I’d love to know who Bud is talking to about this topic, because a quick browse of the internet or even major sports news networks these days would show, I feel, a great deal of words and energy and effort being expelled in order to make Bud feel this all-important pressure. On that point, it’s super encouraging that while the commissioner of baseball may know in his heart of hearts that the truth and best interests of the game he oversees is going on underserviced, he’ll only be compelled to action by a certain level of perceived political pressure. God Bless America. On the other point—the point of what Bud Selig is saying about this matter being patently false—his statement puts him in the unfortunate position where the only logical conclusions to jump to are that he is either a) Completely unwilling or unable to empathize with the feelings and opinions of a great majority of baseball fans, or b) Lying. Straight up lying. Liar liar Milwaukeean pants on hell of fire.

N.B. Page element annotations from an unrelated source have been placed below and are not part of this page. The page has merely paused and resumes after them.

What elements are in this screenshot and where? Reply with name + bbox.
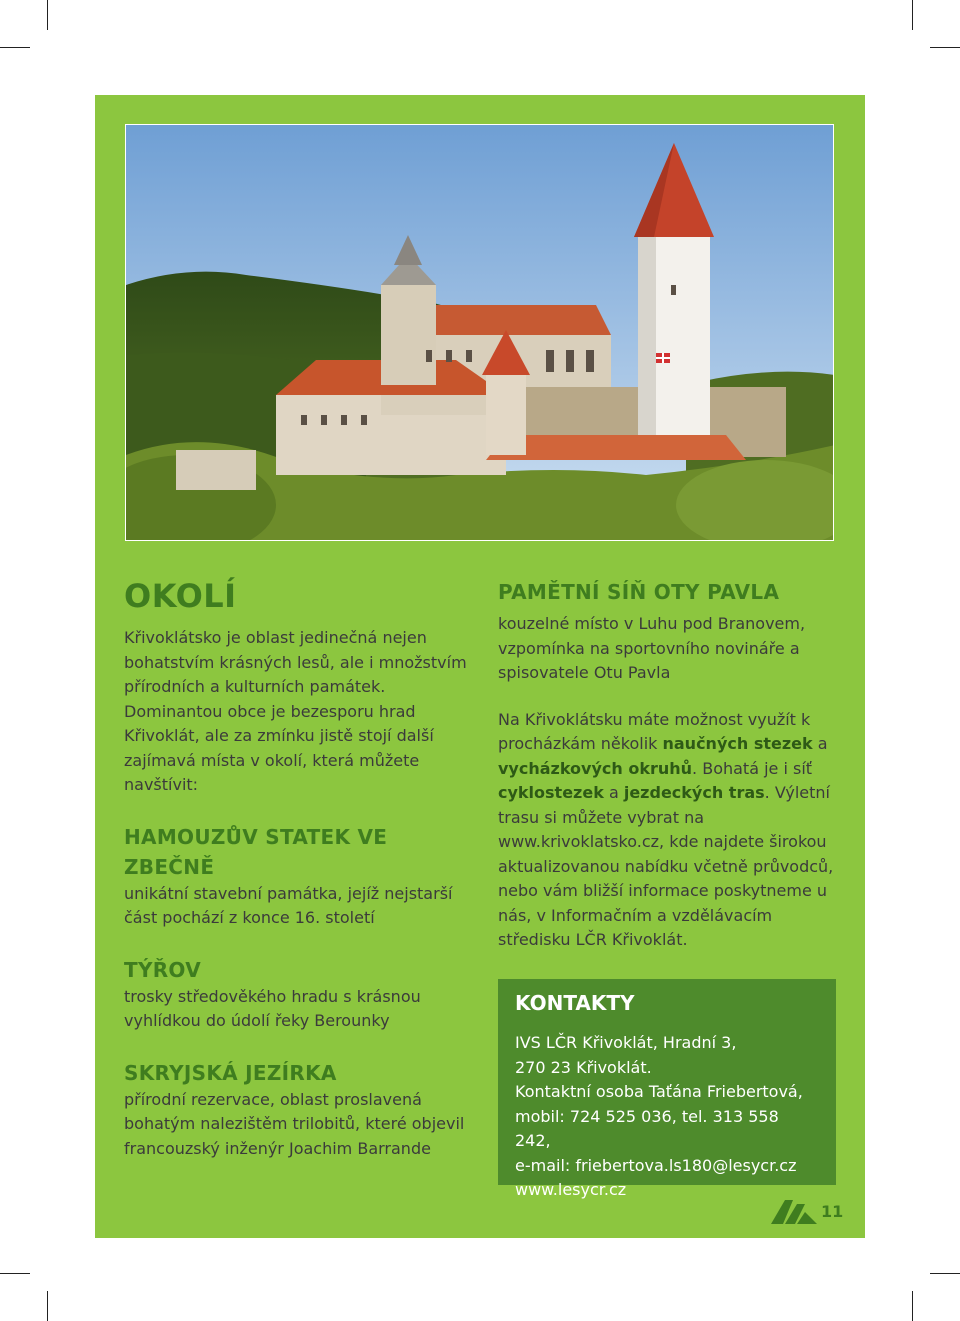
crop-mark (0, 47, 30, 48)
intro-text: Křivoklátsko je oblast jedinečná nejen bohatstvím krásných lesů, ale i množstvím přírodních a kulturních památek. Dominantou obce je bezesporu hrad Křivoklát, ale za zmínku jistě stojí další zajímavá místa v okolí, která můžete navštívit: (124, 628, 467, 794)
contact-line: Kontaktní osoba Taťána Friebertová, (515, 1082, 803, 1101)
page-number: 11 (821, 1202, 844, 1221)
crop-mark (930, 47, 960, 48)
castle-photo (125, 124, 834, 541)
left-column (124, 572, 474, 1161)
crop-mark (912, 1291, 913, 1321)
crop-mark (47, 1291, 48, 1321)
pametni-sin-heading: PAMĚTNÍ SÍŇ OTY PAVLA (498, 580, 780, 604)
contact-box (498, 979, 836, 1199)
pametni-sin-text: kouzelné místo v Luhu pod Branovem, vzpomínka na sportovního novináře a spisovatele Otu Pavla (498, 614, 806, 682)
lcr-logo-icon (771, 1198, 817, 1226)
crop-mark (930, 1273, 960, 1274)
trails-paragraph: Na Křivoklátsku máte možnost využít k procházkám několik naučných stezek a vycházkových okruhů. Bohatá je i síť cyklostezek a jezdeckých tras. Výletní trasu si můžete vybrat na www.krivoklatsko.cz, kde najdete širokou aktualizovanou nabídku včetně průvodců, nebo vám bližší informace poskytneme u nás, v Informačním a vzdělávacím středisku LČR Křivoklát. (498, 709, 834, 949)
contact-website[interactable]: www.lesycr.cz (515, 1180, 627, 1199)
contact-heading: KONTAKTY (515, 991, 635, 1015)
section-text-hamouzuv-statek: unikátní stavební památka, jejíž nejstarší část pochází z konce 16. století (124, 883, 453, 927)
right-column (498, 572, 843, 953)
contact-line: 270 23 Křivoklát. (515, 1057, 652, 1077)
okoli-heading: OKOLÍ (124, 577, 237, 615)
crop-mark (0, 1273, 30, 1274)
section-heading-hamouzuv-statek: HAMOUZŮV STATEK VE ZBEČNĚ (124, 824, 388, 879)
section-heading-skryjska-jezirka: SKRYJSKÁ JEZÍRKA (124, 1060, 337, 1085)
contact-phone: mobil: 724 525 036, tel. 313 558 242, (515, 1106, 779, 1150)
section-heading-tyrov: TÝŘOV (124, 957, 201, 982)
contact-line: IVS LČR Křivoklát, Hradní 3, (515, 1033, 737, 1052)
crop-mark (912, 0, 913, 30)
crop-mark (47, 0, 48, 30)
contact-email[interactable]: e-mail: friebertova.ls180@lesycr.cz (515, 1155, 797, 1175)
section-text-tyrov: trosky středověkého hradu s krásnou vyhlídkou do údolí řeky Berounky (124, 986, 421, 1030)
section-text-skryjska-jezirka: přírodní rezervace, oblast proslavená bohatým nalezištěm trilobitů, které objevil francouzský inženýr Joachim Barrande (124, 1089, 465, 1158)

So I don’t know. Expanded instant replay will eventually be a reality. The wheels of progress move slowly, but they move. Bud Selig doesn’t feel any pressure to address this topic right now. This is my humble attempt to apply a bit more. You’re killing me, Selig. Maybe if enough silly nerds and truth seekers rally together on the expansive tubes of the internet and elsewhere, that pressure could eventually find its way to Bud Selig’s crusty, old, dumb heart. So get out your vices and clamps and air compressors. Squeeze your fists together really hard. Yell or something, I don’t know. What I’m trying to say is we need to apply pressure in some way.